For ranging experiments, metallic plates with a size of 7 cm × 10 cm are used as targets, which are placed at different positions with respect to the antenna. The reflected surface is perpendicular to the ranging direction, which ensures that the reflection surface has a well-defined distance from the antenna, ideally unaffected by the cross-section size. After an FFT process in real time (with a latency of 40 ms in a personal computer), we can obtain the distance between the target and radar. The average range resolution (3 dB bandwidth) of the ranging measurement is 1.71 cm (285 kHz), which is slightly larger than the theoretical value of 1.50 cm (250 kHz). This discrepancy may be due to the imperfect perpendicularity of the metallic plate, causing a slight superposition of multiple adjacent target points within the main lobe of the de-chirped signal spectrum. By integrating artificial intelligence technologies such as convolutional neural networks with radar processing algorithms, it is possible to enhance both the refresh rate and detection accuracy even further. In addition, upgrading the computer platform configuration can also lead to further improvements in processing speed. The detection distance of a radar system is directly proportional to the power of its emission, radar cross-section and radar antenna gain (equation (8)).
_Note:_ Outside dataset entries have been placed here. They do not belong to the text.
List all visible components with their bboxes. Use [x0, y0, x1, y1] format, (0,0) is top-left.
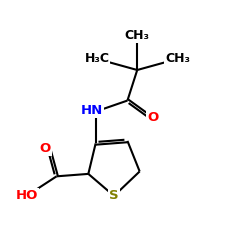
- Text: S: S: [109, 190, 119, 202]
- Text: O: O: [39, 142, 50, 155]
- Text: CH₃: CH₃: [125, 29, 150, 42]
- Text: HO: HO: [16, 190, 38, 202]
- Text: CH₃: CH₃: [165, 52, 190, 65]
- Text: O: O: [148, 111, 159, 124]
- Text: HN: HN: [81, 104, 103, 117]
- Text: H₃C: H₃C: [84, 52, 110, 65]
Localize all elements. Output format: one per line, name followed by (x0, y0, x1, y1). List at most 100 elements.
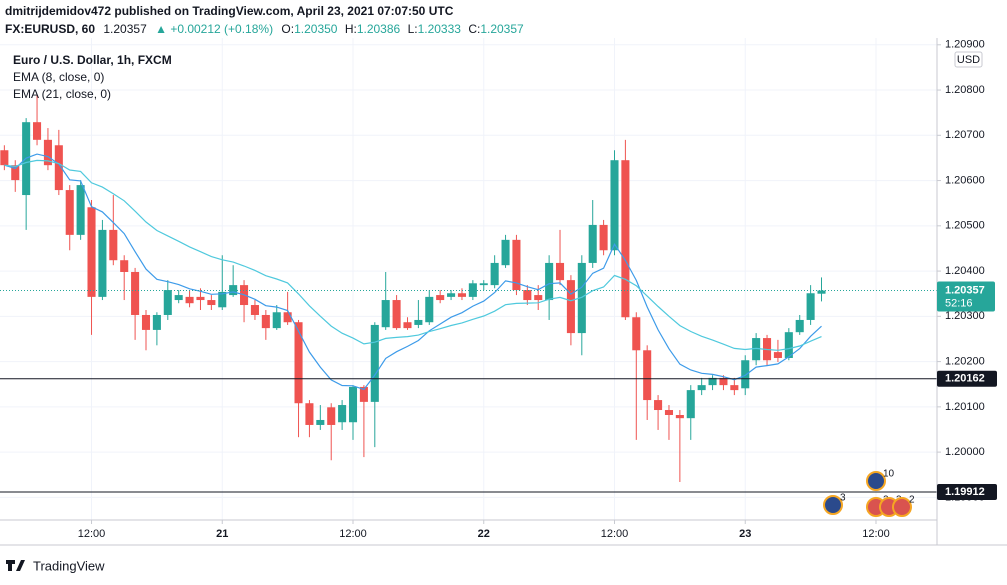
x-tick-label: 12:00 (601, 528, 629, 540)
candle-body (806, 293, 815, 320)
change: ▲ +0.00212 (+0.18%) (155, 22, 273, 36)
symbol-line: FX:EURUSD, 60 1.20357 ▲ +0.00212 (+0.18%… (5, 22, 524, 36)
event-count: 10 (883, 469, 895, 480)
candle-body (250, 305, 259, 315)
candle-body (447, 293, 456, 297)
candle-body (425, 296, 434, 323)
x-tick-label: 23 (739, 528, 751, 540)
candle-body (457, 293, 466, 297)
candle-body (305, 403, 314, 425)
candle-body (610, 160, 619, 251)
candle-body (98, 229, 107, 297)
event-count: 3 (840, 493, 846, 504)
last-price-box (937, 281, 995, 312)
legend-ema: EMA (8, close, 0) (13, 70, 104, 84)
legend-ema: EMA (21, close, 0) (13, 87, 111, 101)
y-tick-label: 1.20000 (945, 446, 985, 458)
candle-body (686, 390, 695, 419)
candle-body (338, 405, 347, 423)
candle-body (741, 360, 750, 389)
candle-body (534, 295, 543, 301)
candle-body (109, 229, 118, 261)
candle-body (163, 290, 172, 315)
countdown: 52:16 (945, 297, 973, 309)
candle-body (555, 262, 565, 281)
candle-body (621, 160, 630, 318)
y-tick-label: 1.20200 (945, 356, 985, 368)
level-label: 1.19912 (945, 486, 985, 498)
candle-body (566, 280, 575, 334)
candle-body (752, 338, 761, 361)
level-label: 1.20162 (945, 373, 985, 385)
candle-body (773, 352, 782, 358)
candle-body (675, 415, 684, 419)
y-tick-label: 1.20800 (945, 84, 985, 96)
candle-body (501, 239, 510, 266)
candle-body (152, 314, 161, 330)
legend-title: Euro / U.S. Dollar, 1h, FXCM (13, 53, 172, 67)
candle-body (76, 185, 85, 235)
candle-body (131, 271, 140, 315)
candle-body (719, 377, 728, 386)
o: 1.20350 (294, 22, 338, 36)
y-tick-label: 1.20300 (945, 310, 985, 322)
candle-body (392, 300, 401, 329)
o-label: O: (281, 22, 294, 36)
candle-body (545, 262, 554, 301)
candle-body (490, 262, 499, 286)
candle-body (0, 150, 9, 166)
l-label: L: (408, 22, 418, 36)
candle-body (479, 283, 488, 286)
candle-body (403, 322, 412, 329)
header-bg (0, 0, 620, 38)
candle-body (664, 410, 674, 416)
candle-body (708, 377, 717, 386)
x-tick-label: 22 (478, 528, 490, 540)
candle-body (697, 385, 706, 391)
candle-body (654, 400, 663, 411)
candle-body (272, 312, 281, 329)
candle-body (207, 300, 216, 306)
l: 1.20333 (418, 22, 462, 36)
candle-body (54, 145, 63, 191)
symbol: FX:EURUSD, 60 (5, 22, 95, 36)
candle-body (643, 350, 652, 401)
y-tick-label: 1.20700 (945, 129, 985, 141)
last: 1.20357 (103, 22, 147, 36)
candle-body (261, 314, 270, 329)
ema-line (4, 153, 822, 391)
candle-body (327, 407, 336, 425)
candle-body (294, 322, 303, 404)
y-tick-label: 1.20500 (945, 220, 985, 232)
candle-body (283, 312, 292, 323)
y-tick-label: 1.20400 (945, 265, 985, 277)
candle-body (512, 239, 521, 291)
candle-body (577, 262, 586, 334)
candle-body (218, 291, 227, 308)
candle-body (196, 296, 205, 301)
candle-body (185, 296, 194, 304)
candle-body (359, 386, 368, 402)
event-icon (823, 495, 843, 515)
candle-body (33, 122, 42, 140)
event-icon (866, 471, 886, 491)
footer-logo: TradingView (6, 558, 105, 573)
c-label: C: (468, 22, 480, 36)
currency-box (954, 51, 983, 68)
candle-body (229, 285, 238, 296)
candle-body (316, 419, 325, 425)
h-label: H: (345, 22, 357, 36)
event-icon (892, 497, 912, 517)
candle-body (11, 165, 20, 181)
last-price-label: 1.20357 (945, 284, 985, 296)
currency: USD (957, 54, 980, 66)
event-count: 2 (909, 495, 915, 506)
brand: TradingView (33, 558, 105, 573)
candle-body (120, 260, 129, 272)
candle-body (381, 300, 390, 328)
logo-icon (6, 560, 25, 571)
x-tick-label: 12:00 (339, 528, 367, 540)
publisher: dmitrijdemidov472 published on TradingVi… (5, 4, 454, 18)
candle-body (730, 385, 739, 391)
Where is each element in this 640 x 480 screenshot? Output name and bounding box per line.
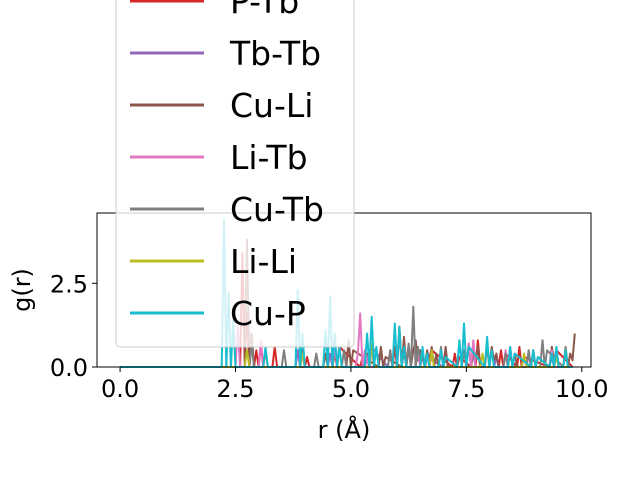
x-tick-label: 7.5 <box>447 375 485 403</box>
y-axis-label: g(r) <box>8 268 36 312</box>
legend-label: Tb-Tb <box>229 34 321 73</box>
x-axis-label: r (Å) <box>318 415 371 444</box>
y-tick-label: 2.5 <box>50 270 88 298</box>
legend-label: Cu-Tb <box>230 190 324 229</box>
legend-label: Cu-P <box>230 294 306 333</box>
y-tick-label: 0.0 <box>50 354 88 382</box>
y-axis: 0.0 2.5 <box>50 270 97 382</box>
legend: P-Tb Tb-Tb Cu-Li Li-Tb Cu-Tb Li-Li Cu-P <box>115 0 355 348</box>
x-tick-label: 2.5 <box>216 375 254 403</box>
legend-label: P-Tb <box>230 0 299 21</box>
x-tick-label: 0.0 <box>101 375 139 403</box>
x-tick-label: 10.0 <box>555 375 608 403</box>
legend-label: Li-Li <box>230 242 297 281</box>
legend-label: Li-Tb <box>230 138 308 177</box>
x-axis: 0.0 2.5 5.0 7.5 10.0 <box>101 367 608 403</box>
x-tick-label: 5.0 <box>332 375 370 403</box>
legend-label: Cu-Li <box>230 86 313 125</box>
On the basis of the test results, we can derive a fitting curve related to distance and received power, as shown in Extended Data Fig. 3a. Extended Data Fig. 3b shows the SNR of our measurement results during different distances between the target and antenna. By extrapolating the fitted line to the point, we estimate the maximum detection distance of our radar to be 17.1 m at the SNR approaching zero and 9.6 m at an SNR of 10 dB under our current equipment setting, mainly limited by the electrical amplifiers, antennas as well as environmental conditions. We could improve these points and achieve larger ranges of hundreds of metres by increasing the intensity of the radar transmitted and reflected signals. Moreover, the angular resolution can be calculated from equation (9), which implies that the angular resolutions are 71 cm and 81 cm on the E-plane and H-plane at a range of 420 cm, respectively.

For velocity measurements, a toy balanced car with a size of 9 cm × 6 cm is used as the target, whose velocity can be programmed by a field programmable gate array. By sampling 50 ms of the recovered electrical signal using an oscilloscope, velocity information is obtained after Doppler-FFT, corresponding to a velocity resolution of 6.7 cm s−1. For ISAR demonstration, the targets are placed on a home-made turntable with a set rotate speed of 1 round per second. The images of the detected targets are obtained with a two-dimensional resolution of 1.50 cm × 1.06 cm after a two-dimensional FFT process to the collected 50 ms recovered electrical signal. To show the azimuthal resolution clearly, we illustrated the measured ISAR results of a single metal corner reflector in Extended Data Fig. 4, which includes the ISAR two-dimensional imaging, the power distribution along an azimuthal slice and the corresponding zoomed-in views, respectively. From Extended Data Fig. 4d, it could be seen that the measured azimuthal resolution at 3 dB bandwidth is 1.06 cm.